Si a esas retenciones que nos hacen tanto el gobierno Central como la Junta, le añadimos que no se ha pagado a numerosos acreedores, y que ya existe sentencias que condenan al Ayuntamiento a pagar esas deudas más los intereses devengados, que al ser intereses de demora suponen un 13% y si además añadimos que Diputación ya ha adelantado todo lo que se tendría que cobrar como impuestos hasta abril del 2012, y que se ha malvendido, alquilado o concesionado y cobrado por adelantado toda posible entradas de dinero, es fácilmente comprensible que el debate no debiera de ser, si la plantilla está sobre-dimensionada o desequilibrada, sino simplemente si podemos permitírnosla.
Además, cuando entre en vigor la reforma constitucional, que fija el déficit en el 0% para los ayuntamientos, los problemas económicos para nuestro consistorio se multiplicaran.

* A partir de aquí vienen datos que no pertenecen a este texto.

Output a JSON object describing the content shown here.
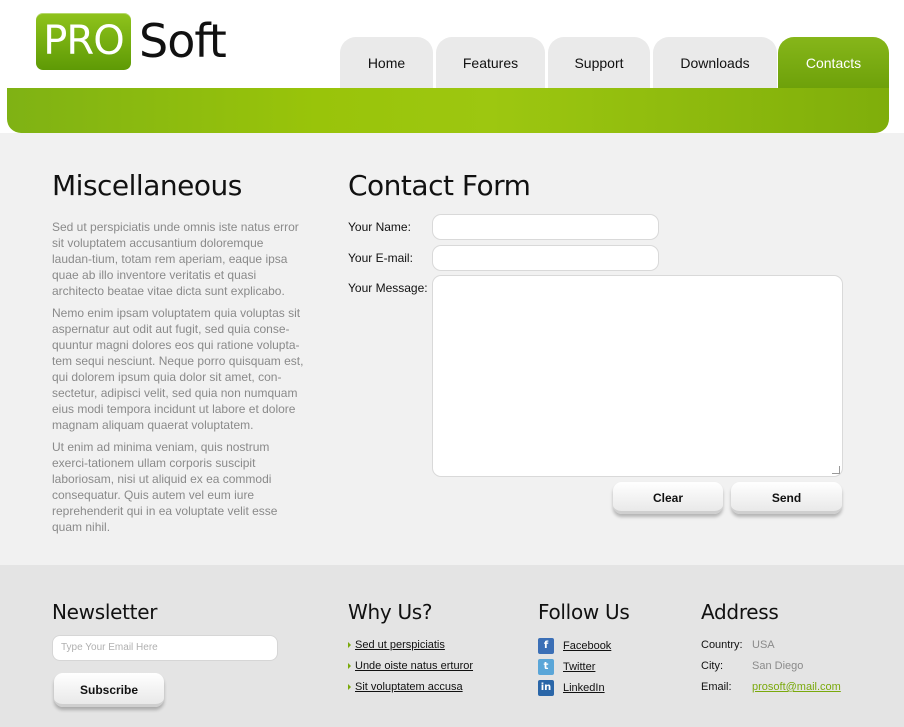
{
  "logo": {
    "pro": "PRO",
    "soft": "Soft"
  },
  "nav": {
    "tabs": [
      {
        "label": "Home"
      },
      {
        "label": "Features"
      },
      {
        "label": "Support"
      },
      {
        "label": "Downloads"
      },
      {
        "label": "Contacts",
        "active": true
      }
    ]
  },
  "misc": {
    "title": "Miscellaneous",
    "paragraphs": [
      "Sed ut perspiciatis unde omnis iste natus error sit voluptatem accusantium doloremque laudan-tium, totam rem aperiam, eaque ipsa quae ab illo inventore veritatis et quasi architecto beatae vitae dicta sunt explicabo.",
      "Nemo enim ipsam voluptatem quia voluptas sit aspernatur aut odit aut fugit, sed quia conse-quuntur magni dolores eos qui ratione volupta-tem sequi nesciunt. Neque porro quisquam est, qui dolorem ipsum quia dolor sit amet, con-sectetur, adipisci velit, sed quia non numquam eius modi tempora incidunt ut labore et dolore magnam aliquam quaerat voluptatem.",
      "Ut enim ad minima veniam, quis nostrum exerci-tationem ullam corporis suscipit laboriosam, nisi ut aliquid ex ea commodi consequatur. Quis autem vel eum iure reprehenderit qui in ea voluptate velit esse quam nihil."
    ]
  },
  "contact_form": {
    "title": "Contact Form",
    "name_label": "Your Name:",
    "email_label": "Your E-mail:",
    "message_label": "Your Message:",
    "name_value": "",
    "email_value": "",
    "message_value": "",
    "clear_label": "Clear",
    "send_label": "Send"
  },
  "newsletter": {
    "title": "Newsletter",
    "placeholder": "Type Your Email Here",
    "subscribe_label": "Subscribe"
  },
  "why_us": {
    "title": "Why Us?",
    "items": [
      "Sed ut perspiciatis",
      "Unde oiste natus erturor",
      "Sit voluptatem accusa"
    ]
  },
  "follow_us": {
    "title": "Follow Us",
    "items": [
      {
        "label": "Facebook",
        "icon": "facebook-icon",
        "color": "#3b6fb6"
      },
      {
        "label": "Twitter",
        "icon": "twitter-icon",
        "color": "#5aa6d8"
      },
      {
        "label": "LinkedIn",
        "icon": "linkedin-icon",
        "color": "#2a66a8"
      }
    ]
  },
  "address": {
    "title": "Address",
    "country_label": "Country:",
    "country_value": "USA",
    "city_label": "City:",
    "city_value": "San Diego",
    "email_label": "Email:",
    "email_value": "prosoft@mail.com"
  },
  "colors": {
    "accent": "#7aa90c",
    "tab_bg": "#eaeaea"
  }
}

Pues teniendo en cuenta la deuda municipal, alcanzar ese objetivo obligará desde el 2012 a las cuentas municipales a tener que mantener una reducción de los presupuestos, lo que implica una amputación del gasto social, inversiones y servicios.
Por todo lo expuesto, en IU tenemos claro, que ni se debe y ni se puede aplicar, todo lo que llegue al pago de las nóminas, porque los servicios que debía prestar el ayuntamiento a la población no se prestan como debieran, aunque se les cobra.
Si estudiamos como ha ido creciendo la plantilla municipal y como una minoría de privilegiados se han beneficiado de unas condiciones particulares claramente beneficiosas, llegamos a la conclusión, por mucho que nos duela que no hay otra solución, que recortar costes.
Y por supuesto habrá que hacerlo, dialogando, negociando y actuando desde la ejemplaridad y procurando ser todo lo flexible que se pueda, salvo con todas aquellas situaciones irregulares que evidentemente habrá que cortar por lo sano.